Время распада
Владимир Мирзоев представил публике очень необычный фильм. Его новая работа — «Борис Годунов» — это классический пушкинский текст, вложенный в уста нынешних российских чиновников. В интервью «Полит. ру» режиссер рассказал, что привело его к высказываниям на актуальные темы. Беседовал Ян Шенкман.
— Владимир Владимирович, у вас ведь репутация законченного эстета. При этом вы очень политизированы. Настолько, что даже подписали известное письмо «Путин должен уйти». Ставите классику — Гоголя, Мольера. Но так выворачиваете их, что даже у привычных людей глаза на лоб лезут.
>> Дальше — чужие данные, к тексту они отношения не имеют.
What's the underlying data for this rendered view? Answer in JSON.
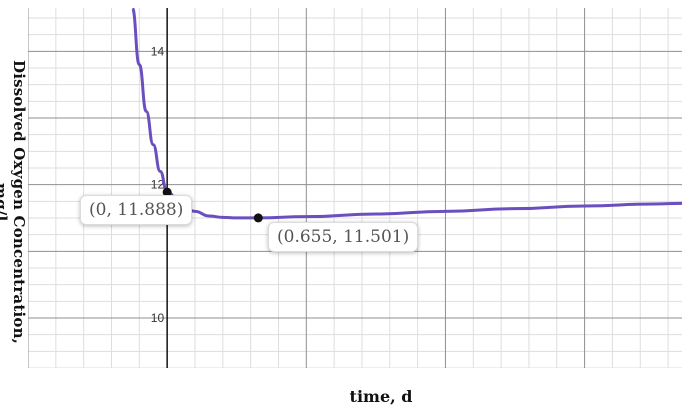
{
  "chart_data": {
    "type": "line",
    "xlabel": "time, d",
    "ylabel": "Dissolved Oxygen Concentration, mg/l",
    "xlim": [
      -1.0,
      3.7
    ],
    "ylim": [
      9.25,
      14.65
    ],
    "y_ticks": [
      "10",
      "12",
      "14"
    ],
    "grid": true,
    "series": [
      {
        "color": "#6a4fbf",
        "x": [
          -0.25,
          -0.2,
          -0.15,
          -0.1,
          -0.05,
          0,
          0.1,
          0.2,
          0.3,
          0.4,
          0.5,
          0.655,
          1.0,
          1.5,
          2.0,
          2.5,
          3.0,
          3.5,
          3.7
        ],
        "y": [
          14.65,
          13.8,
          13.1,
          12.6,
          12.2,
          11.888,
          11.7,
          11.6,
          11.53,
          11.51,
          11.502,
          11.501,
          11.52,
          11.56,
          11.6,
          11.64,
          11.68,
          11.71,
          11.72
        ]
      }
    ],
    "points": [
      {
        "x": 0,
        "y": 11.888,
        "label": "(0, 11.888)"
      },
      {
        "x": 0.655,
        "y": 11.501,
        "label": "(0.655, 11.501)"
      }
    ]
  }
}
Не человек, а какой-то узел противоречий. При этом — один из самых популярных режиссеров страны.
— Знаете, когда Шекспир сказал: «весь мир — театр», он вряд ли имел в виду, что все кривляются. Просто жизнь драматургична, моя в том числе. Сказать, почему я против однопартийной системы? Причем независимо от того, какая партия будет рулить: КПСС, «Единая Россия» или даже «Партия народной свободы». Однопартийная система смертельно скучна, она не художественна. Политика сразу превращается в банальное, вязкое нечто. Затем в этом болоте гибнет экономика, этика, эстетика. Наверное, приятно захватить колоссальные куски собственности и прорычать: «Теперь это наше, никого не пустим!» Ну, а дальше что? Томление духа и безуспешные попытки развлечься. По-моему, гораздо интереснее конкурентная среда, когда есть драйв, когда можно соревноваться, совершенствуя себя — свой ум, честь и совесть. В этом есть игра, драматургия. Мне странно, что Путин, будучи спортсменом, не допускает мысли о честном соревновании. Монополия не только лишена интриги, сюжета — это еще и не спортивно.
— Да ладно, что вы пристали к Путину? Между прочим, вы Госпремию получили из его рук.
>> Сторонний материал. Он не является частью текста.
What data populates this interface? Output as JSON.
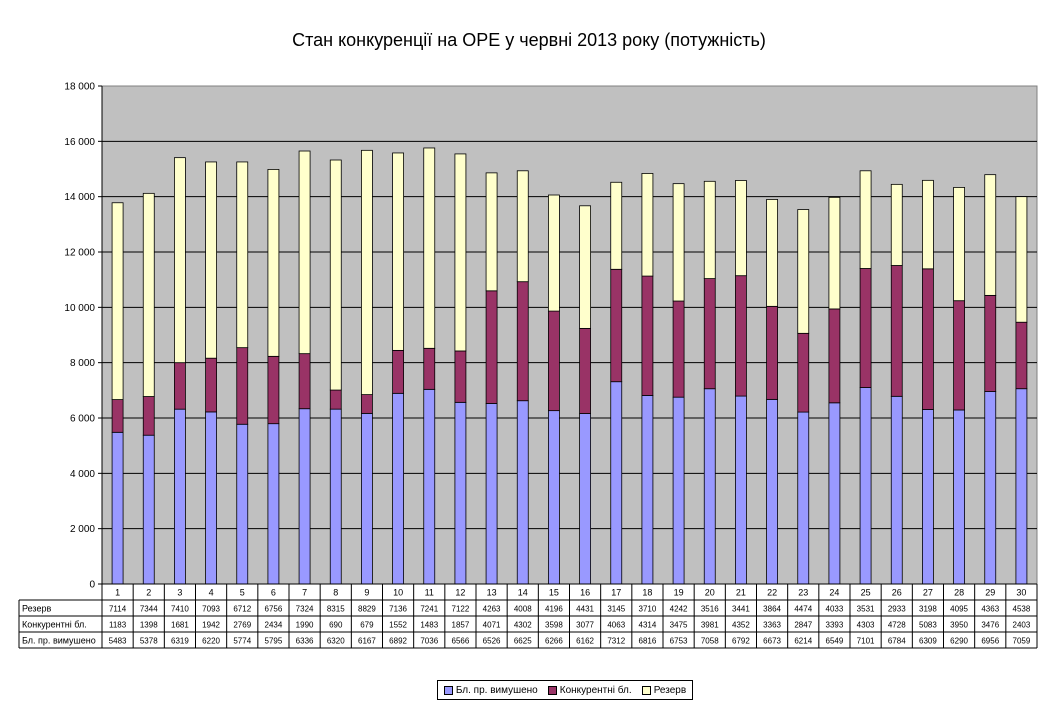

— Было дело. В 2001 году за «Сирано», в Кремле.
— Слушайте, а ведь эти премиальные процедуры тоже кто-то, наверно, ставит.
— Поставлено было незатейливо, но со вкусом. Большой, красивый, белый зал. Входит Путин, лёгкий грим на лице. Люди подходят по одному, принимают медаль в коробочке, в момент рукопожатия с президентом их фотографируют. Все человечно, пафос умеренный. Атмосфера, располагающая к светскому общению, поэтому очень естественно после этого всплывает шампанское, небольшой фуршет, дружеский обмен любезностями.
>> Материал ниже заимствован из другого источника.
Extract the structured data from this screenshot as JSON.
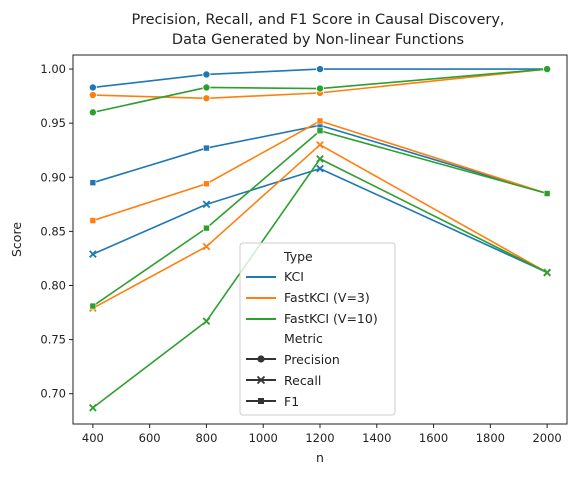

— Видите, как мило. А вы хотите, чтоб он ушел.
— Когда человек долго остается во власти, с ним происходят известные метаморфозы, это неизбежно и грустно. Не только Путин, кто угодно, любой высший чиновник — мутант. Мы об этом и снимали «Бориса Годунова». Все просто: классический пушкинский текст, разыгранный в декорациях современной Москвы. Просто удивительно, до какой степени ничего не меняется. От Пушкина до нас 200 лет, и от Пушкина до Годунова столько же. Вроде бы всё другое, а всё то же самое. Заколдованное место наше отечество. Ни одна проблема не решена. Вопрос о легитимности власти, отчуждение народа от элиты, конфликты внутри кремлевских башен. Ходим по кругу, как лунатики. В России власть — что-то вроде мифического Кольца Всевластия, род проклятия. Я наблюдал, как начальники средней руки мутировали в считанные годы, а вы говорите «Путин». Хотя на поверхности всё элементарно: правитель изолирован от общества, от обычных людей и ситуаций, ездит в бронированных машинах, живет в резиденциях, вокруг — слуги и холопы, жополизы разных мастей. Можно тут остаться нормальным человеком, даже если у тебя бронебойная психика?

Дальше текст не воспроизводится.